Absolute risks, relative risks, and risk differences

But surely it gets easier if we consider the risk of something universally bad happening, like stillbirth? Now we can all agree that any ‘risk‘ is bad, right? Well… Only in theory. Because the reality is that there is almost always some risk. So, what we describe as high or low or good or bad can only really be described in reference to something else. To do this, statisticians have both the ‘risk difference’ and the ‘relative risk’, which describes the extra risk (compared to a chosen reference group) in absolute terms or relative terms respectively.

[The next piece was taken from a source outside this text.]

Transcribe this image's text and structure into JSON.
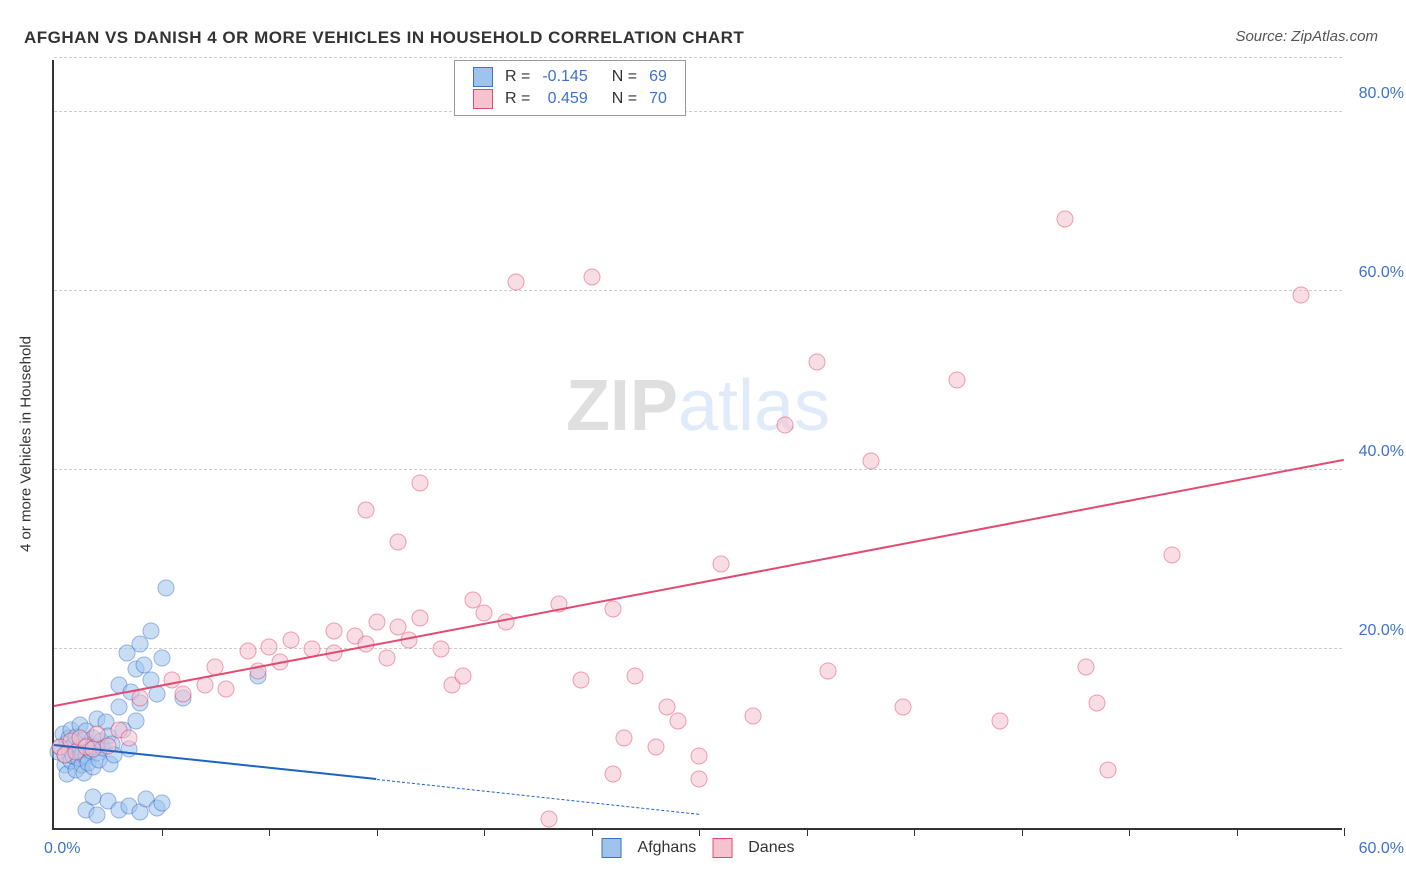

To give an example, we’ll consider the risk of stillbirth in women with body mass index (BMI) values above 30kg/m2 (commonly considered ‘obese’) compared with women with BMI values between 18.5kg/m2 and 25kg/m2 (commonly considered ‘healthy’). On average, women with ‘obese’ BMIs have a higher risk of stillbirth than women with ‘healthy’ BMIs. Indeed, in the UK, the risk of stillbirth in women with obese BMIs is around 7.5 in 1000 (or 1 in 133) and the risk in women with healthy BMIs is around 3.5 in 1000 (or 1 in 285) [1]. So, if you go by ‘relative risk’, you’d say the risk of stillbirth is over twice as high in women with obese BMIs than women with healthy BMIs, which sounds quite dramatic. But if you go by ‘risk difference’, you’d say women with obese BMIs have a 0.4% higher risk than women with health BMIs, which sounds quite low.

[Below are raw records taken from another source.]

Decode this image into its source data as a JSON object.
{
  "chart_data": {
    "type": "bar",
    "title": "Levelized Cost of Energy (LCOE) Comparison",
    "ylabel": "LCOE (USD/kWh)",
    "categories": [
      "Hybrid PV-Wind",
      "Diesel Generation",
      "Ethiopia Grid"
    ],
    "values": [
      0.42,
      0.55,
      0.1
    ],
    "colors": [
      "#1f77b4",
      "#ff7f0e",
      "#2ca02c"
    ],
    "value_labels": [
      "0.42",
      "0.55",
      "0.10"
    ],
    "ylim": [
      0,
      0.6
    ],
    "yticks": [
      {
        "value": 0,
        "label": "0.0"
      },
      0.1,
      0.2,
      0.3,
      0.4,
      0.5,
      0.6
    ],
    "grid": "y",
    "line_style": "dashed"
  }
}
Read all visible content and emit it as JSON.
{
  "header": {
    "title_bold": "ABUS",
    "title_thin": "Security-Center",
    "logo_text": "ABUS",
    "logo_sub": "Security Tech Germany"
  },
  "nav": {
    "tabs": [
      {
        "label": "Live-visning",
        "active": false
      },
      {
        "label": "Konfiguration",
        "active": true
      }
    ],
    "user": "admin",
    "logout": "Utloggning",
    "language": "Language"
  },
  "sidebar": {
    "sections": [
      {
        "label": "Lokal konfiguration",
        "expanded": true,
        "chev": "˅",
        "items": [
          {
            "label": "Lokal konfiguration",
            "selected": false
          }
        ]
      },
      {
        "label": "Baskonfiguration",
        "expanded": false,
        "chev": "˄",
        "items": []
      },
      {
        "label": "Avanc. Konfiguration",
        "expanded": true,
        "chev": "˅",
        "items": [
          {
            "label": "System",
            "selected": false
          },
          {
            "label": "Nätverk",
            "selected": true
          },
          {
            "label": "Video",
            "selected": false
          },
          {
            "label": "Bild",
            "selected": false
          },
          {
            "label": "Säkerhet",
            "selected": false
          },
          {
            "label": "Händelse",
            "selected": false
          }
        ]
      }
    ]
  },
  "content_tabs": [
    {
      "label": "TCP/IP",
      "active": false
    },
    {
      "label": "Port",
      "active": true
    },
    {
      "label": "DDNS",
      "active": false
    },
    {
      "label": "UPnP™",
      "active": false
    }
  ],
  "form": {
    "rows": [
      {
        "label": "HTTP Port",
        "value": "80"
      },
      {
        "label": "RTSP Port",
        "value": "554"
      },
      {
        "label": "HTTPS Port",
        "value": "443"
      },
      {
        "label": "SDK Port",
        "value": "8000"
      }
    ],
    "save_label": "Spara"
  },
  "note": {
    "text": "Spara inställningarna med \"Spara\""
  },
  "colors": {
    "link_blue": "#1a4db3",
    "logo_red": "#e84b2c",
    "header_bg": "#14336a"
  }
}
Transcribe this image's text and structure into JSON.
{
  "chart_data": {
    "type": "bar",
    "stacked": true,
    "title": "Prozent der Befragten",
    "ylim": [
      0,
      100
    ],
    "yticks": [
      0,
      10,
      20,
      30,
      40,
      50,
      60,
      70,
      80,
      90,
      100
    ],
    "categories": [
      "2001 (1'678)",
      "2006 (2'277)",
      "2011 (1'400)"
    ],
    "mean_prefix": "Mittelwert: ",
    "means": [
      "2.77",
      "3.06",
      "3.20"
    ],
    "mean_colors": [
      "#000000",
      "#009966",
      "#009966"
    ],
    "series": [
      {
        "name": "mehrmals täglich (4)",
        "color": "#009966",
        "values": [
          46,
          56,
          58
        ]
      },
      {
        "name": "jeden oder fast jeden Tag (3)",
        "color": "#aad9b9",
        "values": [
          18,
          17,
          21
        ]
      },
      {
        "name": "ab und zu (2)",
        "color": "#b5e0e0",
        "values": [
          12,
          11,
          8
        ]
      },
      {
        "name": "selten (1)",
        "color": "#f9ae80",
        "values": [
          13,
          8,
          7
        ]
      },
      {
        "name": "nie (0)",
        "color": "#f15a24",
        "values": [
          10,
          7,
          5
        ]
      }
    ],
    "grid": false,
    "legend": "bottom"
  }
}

Risk and the complex individual

Things get murkier the further you move from the sterile statistical space to the complex climate of the clinic. Because all these concepts – absolute risk, relative risk, risk difference – are statistical ideas. And statistics is about understanding and making comparisons between groups of people, not individual people. So, while statistics is invaluable for predicting and planning services, and recognising better and worse practice overall, the relevance of a particular statistic for an individual doctor, midwife, family, or woman facing an individual-level decision is far more questionable.

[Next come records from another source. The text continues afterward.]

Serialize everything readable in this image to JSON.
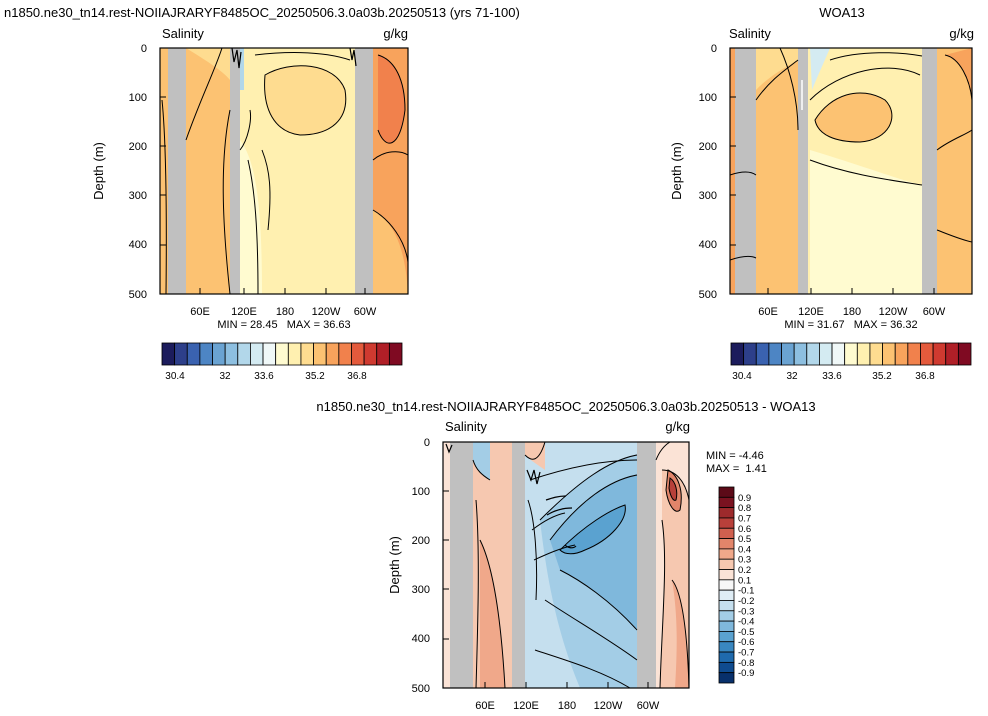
{
  "colors": {
    "land": "#c0c0c0",
    "contour": "#000000",
    "salinity_palette": [
      "#1c1c5c",
      "#2d3f8a",
      "#3a62b0",
      "#4d85c4",
      "#6aa3d2",
      "#8dbfe0",
      "#b2d7ea",
      "#d4ebf2",
      "#f0f8f8",
      "#fffbd0",
      "#fff0b0",
      "#fedc90",
      "#fcc272",
      "#f8a35c",
      "#f1814c",
      "#e45a3c",
      "#cf3a30",
      "#b01f27",
      "#7f0a22"
    ],
    "diff_palette": [
      "#08306b",
      "#0f4b8f",
      "#1f6aad",
      "#3987c0",
      "#5aa2d0",
      "#7fb8dc",
      "#a3cde6",
      "#c5dfee",
      "#dfedf5",
      "#f7f7f7",
      "#fbe3d6",
      "#f6c8b0",
      "#f0a88a",
      "#e2856a",
      "#d0604f",
      "#b8403a",
      "#9d2a2c",
      "#7a1220",
      "#5c0a18"
    ]
  },
  "chart_data": [
    {
      "type": "heatmap",
      "title": "n1850.ne30_tn14.rest-NOIIAJRARYF8485OC_20250506.3.0a03b.20250513 (yrs 71-100)",
      "left_label": "Salinity",
      "right_label": "g/kg",
      "ylabel": "Depth (m)",
      "ylim": [
        0,
        500
      ],
      "yticks": [
        "0",
        "100",
        "200",
        "300",
        "400",
        "500"
      ],
      "xticks": [
        "60E",
        "120E",
        "180",
        "120W",
        "60W"
      ],
      "min_max": "MIN = 28.45   MAX = 36.63",
      "colorbar_ticks": [
        "30.4",
        "32",
        "33.6",
        "35.2",
        "36.8"
      ]
    },
    {
      "type": "heatmap",
      "title": "WOA13",
      "left_label": "Salinity",
      "right_label": "g/kg",
      "ylabel": "Depth (m)",
      "ylim": [
        0,
        500
      ],
      "yticks": [
        "0",
        "100",
        "200",
        "300",
        "400",
        "500"
      ],
      "xticks": [
        "60E",
        "120E",
        "180",
        "120W",
        "60W"
      ],
      "min_max": "MIN = 31.67   MAX = 36.32",
      "colorbar_ticks": [
        "30.4",
        "32",
        "33.6",
        "35.2",
        "36.8"
      ]
    },
    {
      "type": "heatmap",
      "title": "n1850.ne30_tn14.rest-NOIIAJRARYF8485OC_20250506.3.0a03b.20250513 - WOA13",
      "left_label": "Salinity",
      "right_label": "g/kg",
      "ylabel": "Depth (m)",
      "ylim": [
        0,
        500
      ],
      "yticks": [
        "0",
        "100",
        "200",
        "300",
        "400",
        "500"
      ],
      "xticks": [
        "60E",
        "120E",
        "180",
        "120W",
        "60W"
      ],
      "min_label": "MIN = -4.46",
      "max_label": "MAX =  1.41",
      "colorbar_ticks": [
        "0.9",
        "0.8",
        "0.7",
        "0.6",
        "0.5",
        "0.4",
        "0.3",
        "0.2",
        "0.1",
        "-0.1",
        "-0.2",
        "-0.3",
        "-0.4",
        "-0.5",
        "-0.6",
        "-0.7",
        "-0.8",
        "-0.9"
      ]
    }
  ]
}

Let’s return to the example of obesity, but this time to consider a specific woman with an obese BMI. Is she at ‘high risk’ of stillbirth compared to the general population? Well, the statistics reported above suggest she has twice the risk compared to an otherwise identical version of herself with a ‘healthy’ BMI. But BMI as a measure, isn’t actually meant to be used to estimate individual-level risks. And you’d need to know a lot more about her to have a remotely decent estimate of her individual-level ‘risk’. What’s her age? What’s her ethnicity? How much does she drink? How much does she smoke? Does she live with the father? Does he smoke? How old is he? And on and on it would go. And even if you knew everything there was to know and were able to calculate confidently that, for instance, she had four times the risk of stillbirth to an otherwise ‘healthy’ women, she’d still be 98+% likely to avoid a stillbirth.


Towards better terminology

All of which raises the question; is ‘risk’ the right word? And is it right to describe someone as ‘high risk’ if they’re still most likely to have a healthy and positive experience? We think there are serious conflicts between the statistical and common understandings of ‘risk’ that might be reduced by using any of ‘chance’, ‘probability’, or ‘likelihood’. And headline-grabbing – but highly misleading – ‘relative risks’ need discarding entirely.



1 Statistics about stillbirth. Tommy’s, 2019. Available at:

2 Chu et al. Maternal obesity and risk of stillbirth: a meta-analysis. Am J Obstet Gynecol. 2007;197(3):223-8.

3 Adult obesity, overweight and waist circumference, by region and sex. Health Survey for England, 2017. Available at:


[1] Estimated from a combination of the reported risk of stillbirth in 2017 (reference 1) together with the relative risk of obesity (reference 2) and the distribution of BMI in adult women of childbearing age (reference 3).